Hey Adrian thanks. So i was able to change the config.mk file like below
CXX := nvcc
CC := nvcc
CXXFLAGS := -O3
CXXFLAGS += -std=c++17
PARALLEL_MODE := MPI
MPIFLAGS := -lmpi_cxx -lmpi
PLATFORMS := CPU_SISD GPU_CUDA
# for e.g. RTX 30* (Ampere), see table in rules.mk for other options
CUDA_ARCH := 80
USE_EMBEDDED_DEPENDENCIES := ON

The idea is to run the application with cuda in pararrel.

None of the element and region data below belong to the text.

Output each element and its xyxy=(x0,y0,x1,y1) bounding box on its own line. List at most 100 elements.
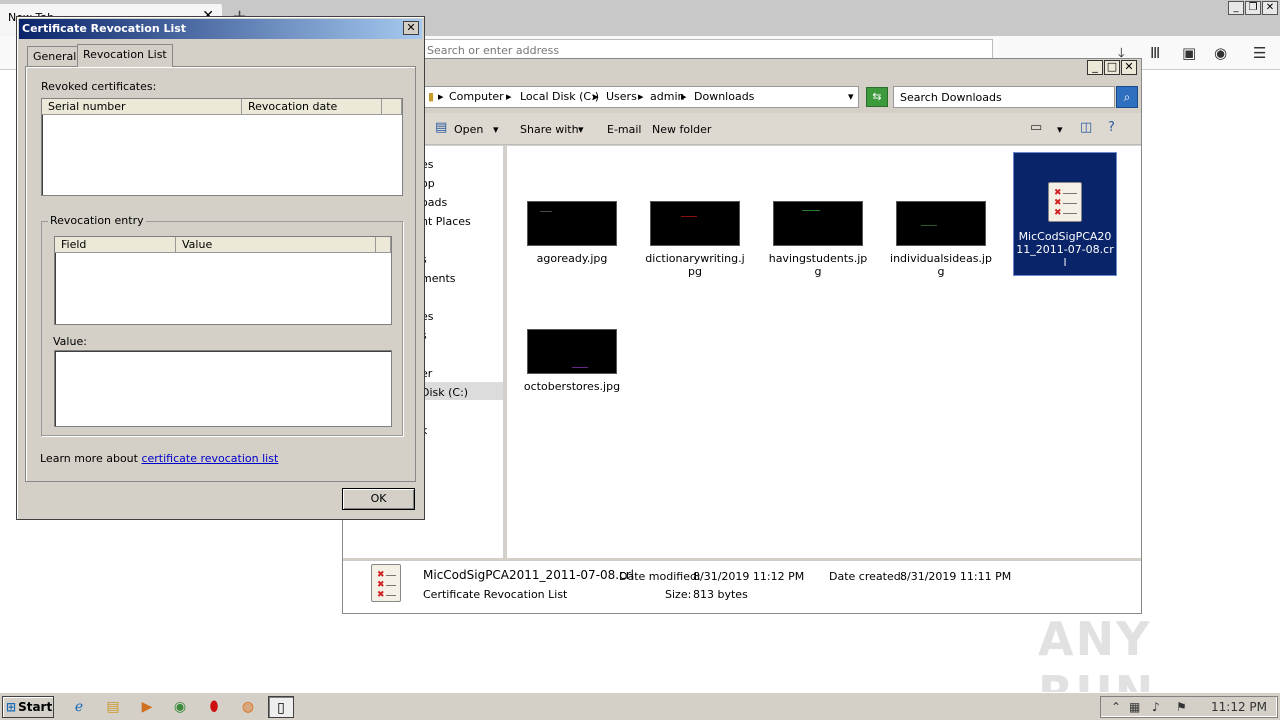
revocation-entry-list[interactable]: Field Value xyxy=(54,236,392,325)
file-list: agoready.jpg dictionarywriting.jpg havin… xyxy=(507,146,1141,558)
sidebar-icon[interactable]: ▣ xyxy=(1182,44,1196,62)
library-icon[interactable]: Ⅲ xyxy=(1150,44,1160,62)
breadcrumb-admin[interactable]: admin xyxy=(650,90,684,103)
action-center-flag-icon[interactable]: ⚑ xyxy=(1176,700,1187,714)
ok-button[interactable]: OK xyxy=(342,488,415,510)
image-thumbnail xyxy=(896,201,986,246)
address-bar[interactable]: ▮ ▸ Computer ▸ Local Disk (C:) ▸ Users ▸… xyxy=(423,86,859,108)
date-modified-label: Date modified: xyxy=(619,570,701,583)
column-spacer xyxy=(376,237,391,253)
preview-pane-icon[interactable]: ◫ xyxy=(1080,120,1092,135)
restore-icon[interactable]: ❐ xyxy=(1245,1,1261,15)
start-label: Start xyxy=(18,700,53,714)
view-icon[interactable]: ▭ xyxy=(1030,120,1042,135)
dialog-title-bar[interactable]: Certificate Revocation List ✕ xyxy=(19,19,422,39)
refresh-button[interactable]: ⇆ xyxy=(866,87,888,107)
tab-revocation-list[interactable]: Revocation List xyxy=(77,44,173,67)
breadcrumb-computer[interactable]: Computer xyxy=(449,90,504,103)
taskbar: ⊞ Start ℯ ▤ ▶ ◉ ⬮ ◍ ▯ ⌃ ▦ ♪ ⚑ 11:12 PM xyxy=(0,692,1280,720)
minimize-icon[interactable]: _ xyxy=(1228,1,1244,15)
ie-icon[interactable]: ℯ xyxy=(66,696,92,718)
clock[interactable]: 11:12 PM xyxy=(1211,700,1267,714)
nav-item[interactable]: ments xyxy=(421,272,456,285)
column-value[interactable]: Value xyxy=(176,237,376,253)
revoked-certificates-label: Revoked certificates: xyxy=(41,80,157,93)
value-textbox[interactable] xyxy=(54,350,392,427)
account-icon[interactable]: ◉ xyxy=(1214,44,1227,62)
revocation-entry-group: Revocation entry Field Value Value: xyxy=(41,214,403,436)
chevron-down-icon[interactable]: ▾ xyxy=(848,90,854,103)
new-folder-button[interactable]: New folder xyxy=(652,123,711,136)
certificate-list-icon: ✖ ✖ ✖ xyxy=(371,564,401,602)
close-icon[interactable]: ✕ xyxy=(1121,60,1137,75)
image-thumbnail xyxy=(773,201,863,246)
maximize-icon[interactable]: □ xyxy=(1104,60,1120,75)
tab-general[interactable]: General xyxy=(27,46,83,66)
details-type: Certificate Revocation List xyxy=(423,588,568,601)
command-bar: ▤ Open ▾ Share with ▾ E-mail New folder … xyxy=(343,113,1141,145)
media-player-icon[interactable]: ▶ xyxy=(134,696,160,718)
revoked-certificates-list[interactable]: Serial number Revocation date xyxy=(41,98,403,196)
search-placeholder: Search Downloads xyxy=(900,91,1002,104)
minimize-icon[interactable]: _ xyxy=(1087,60,1103,75)
start-button[interactable]: ⊞ Start xyxy=(2,696,54,718)
breadcrumb-separator-icon: ▸ xyxy=(638,90,644,103)
value-label: Value: xyxy=(53,335,87,348)
file-name: individualsideas.jpg xyxy=(890,252,992,278)
breadcrumb-downloads[interactable]: Downloads xyxy=(694,90,754,103)
file-item-selected[interactable]: ✖ ✖ ✖ MicCodSigPCA2011_2011-07-08.crl xyxy=(1013,152,1117,276)
file-name: dictionarywriting.jpg xyxy=(645,252,745,278)
folder-icon: ▮ xyxy=(428,90,435,103)
open-button[interactable]: Open xyxy=(454,123,483,136)
crl-viewer-icon[interactable]: ▯ xyxy=(268,696,294,718)
windows-logo-icon: ⊞ xyxy=(6,700,17,714)
file-name: octoberstores.jpg xyxy=(523,380,621,393)
search-icon[interactable]: ⌕ xyxy=(1116,86,1138,108)
email-button[interactable]: E-mail xyxy=(607,123,642,136)
breadcrumb-local-disk[interactable]: Local Disk (C:) xyxy=(520,90,599,103)
file-item[interactable]: dictionarywriting.jpg xyxy=(643,201,747,278)
close-icon[interactable]: ✕ xyxy=(403,21,419,35)
firefox-icon[interactable]: ◍ xyxy=(235,696,261,718)
menu-icon[interactable]: ☰ xyxy=(1253,44,1266,62)
chevron-down-icon[interactable]: ▾ xyxy=(578,123,584,136)
breadcrumb-users[interactable]: Users xyxy=(606,90,637,103)
nav-item-local-disk[interactable]: Disk (C:) xyxy=(421,386,468,399)
search-input[interactable]: Search Downloads xyxy=(893,86,1115,108)
size-label: Size: xyxy=(665,588,692,601)
help-icon[interactable]: ? xyxy=(1108,120,1115,135)
file-name: havingstudents.jpg xyxy=(768,252,868,278)
image-thumbnail xyxy=(650,201,740,246)
file-item[interactable]: individualsideas.jpg xyxy=(889,201,993,278)
size-value: 813 bytes xyxy=(693,588,748,601)
system-tray: ⌃ ▦ ♪ ⚑ 11:12 PM xyxy=(1100,696,1278,718)
network-icon[interactable]: ▦ xyxy=(1129,700,1140,714)
learn-more-link[interactable]: certificate revocation list xyxy=(141,452,278,465)
chrome-icon[interactable]: ◉ xyxy=(167,696,193,718)
date-created-value: 8/31/2019 11:11 PM xyxy=(900,570,1012,583)
column-field[interactable]: Field xyxy=(55,237,176,253)
url-placeholder: Search or enter address xyxy=(427,44,560,57)
nav-item[interactable]: nt Places xyxy=(421,215,471,228)
show-hidden-icons-icon[interactable]: ⌃ xyxy=(1111,700,1121,714)
image-thumbnail xyxy=(527,329,617,374)
learn-more-text: Learn more about certificate revocation … xyxy=(40,452,278,465)
chevron-down-icon[interactable]: ▾ xyxy=(1057,123,1063,136)
chevron-down-icon[interactable]: ▾ xyxy=(493,123,499,136)
details-filename: MicCodSigPCA2011_2011-07-08.crl xyxy=(423,568,634,582)
opera-icon[interactable]: ⬮ xyxy=(201,696,227,718)
open-icon: ▤ xyxy=(435,120,448,135)
column-serial-number[interactable]: Serial number xyxy=(42,99,242,115)
file-item[interactable]: havingstudents.jpg xyxy=(766,201,870,278)
breadcrumb-separator-icon: ▸ xyxy=(506,90,512,103)
learn-more-prefix: Learn more about xyxy=(40,452,142,465)
column-revocation-date[interactable]: Revocation date xyxy=(242,99,382,115)
date-created-label: Date created: xyxy=(829,570,905,583)
share-with-button[interactable]: Share with xyxy=(520,123,579,136)
volume-icon[interactable]: ♪ xyxy=(1152,700,1160,714)
close-icon[interactable]: ✕ xyxy=(1262,1,1278,15)
file-name: agoready.jpg xyxy=(536,252,608,265)
explorer-icon[interactable]: ▤ xyxy=(100,696,126,718)
file-item[interactable]: octoberstores.jpg xyxy=(520,329,624,393)
file-item[interactable]: agoready.jpg xyxy=(520,201,624,265)
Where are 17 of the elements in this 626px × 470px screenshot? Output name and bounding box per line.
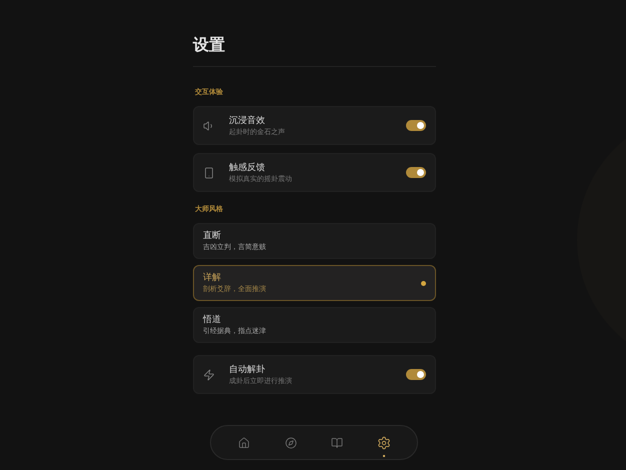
lightning-icon bbox=[203, 368, 215, 380]
page-title: 设置 bbox=[193, 34, 226, 56]
compass-icon bbox=[284, 436, 297, 448]
option-title: 详解 bbox=[203, 272, 222, 284]
toggle-switch[interactable] bbox=[406, 369, 426, 380]
toggle-switch[interactable] bbox=[406, 120, 426, 131]
setting-title: 沉浸音效 bbox=[229, 114, 266, 126]
phone-icon bbox=[203, 166, 215, 178]
option-title: 直断 bbox=[203, 230, 222, 242]
speaker-icon bbox=[203, 120, 215, 132]
home-icon bbox=[238, 436, 250, 448]
settings-icon bbox=[376, 436, 391, 450]
book-icon bbox=[331, 436, 344, 448]
setting-title: 触感反馈 bbox=[229, 162, 266, 174]
toggle-switch[interactable] bbox=[406, 167, 426, 178]
option-title: 悟道 bbox=[203, 314, 222, 326]
setting-title: 自动解卦 bbox=[229, 364, 266, 376]
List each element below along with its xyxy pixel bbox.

But as i run the application with
mpirun -np 2 bash -c ‘export CUDA_VISIBLE_DEVICES=${OMPI_COMM_WORLD_LOCAL_RANK}; ./bstep2d’ . The output i get seems not to be parallized, am using 2 nodes at the point and here is the output below

[Timer]
[Timer] —————-Summary:Timer—————-
[Timer] measured time (rt) : 649.823s
[Timer] measured time (cpu): 634.863s
[Timer] average MLUPs : 181.855
[Timer] average MLUPps: 181.855
[Timer] ———————————————
[SuperPlaneIntegralFluxVelocity2D] regionSize[m]=0.00468; flowRate[m^2/s]=0.00485398; meanVelocity[m/s]=1.03718
[SuperPlaneIntegralFluxPressure2D] regionSize[m]=0.00468; force[N]=0.0182643; meanPressure[Pa]=3.90263
[Timer] step=576920; percent=99.9995; passedTime=653.267; remTime=0.00339701; MLUPs=186.57
[LatticeStatistics] step=576920; t=1.99999; uMax=0.0301884; avEnergy=9.06721e-05; avRho=1.00147
[Timer]
[Timer] —————-Summary:Timer—————-
[Timer] measured time (rt) : 653.461s
[Timer] measured time (cpu): 639.569s
[Timer] average MLUPs : 180.842
[Timer] average MLUPps: 180.842
[Timer] ———————————————

My expectation would be having one value in terms of MLUPs and MLUPps. But i get 2 values for every individual node. How can i fix this?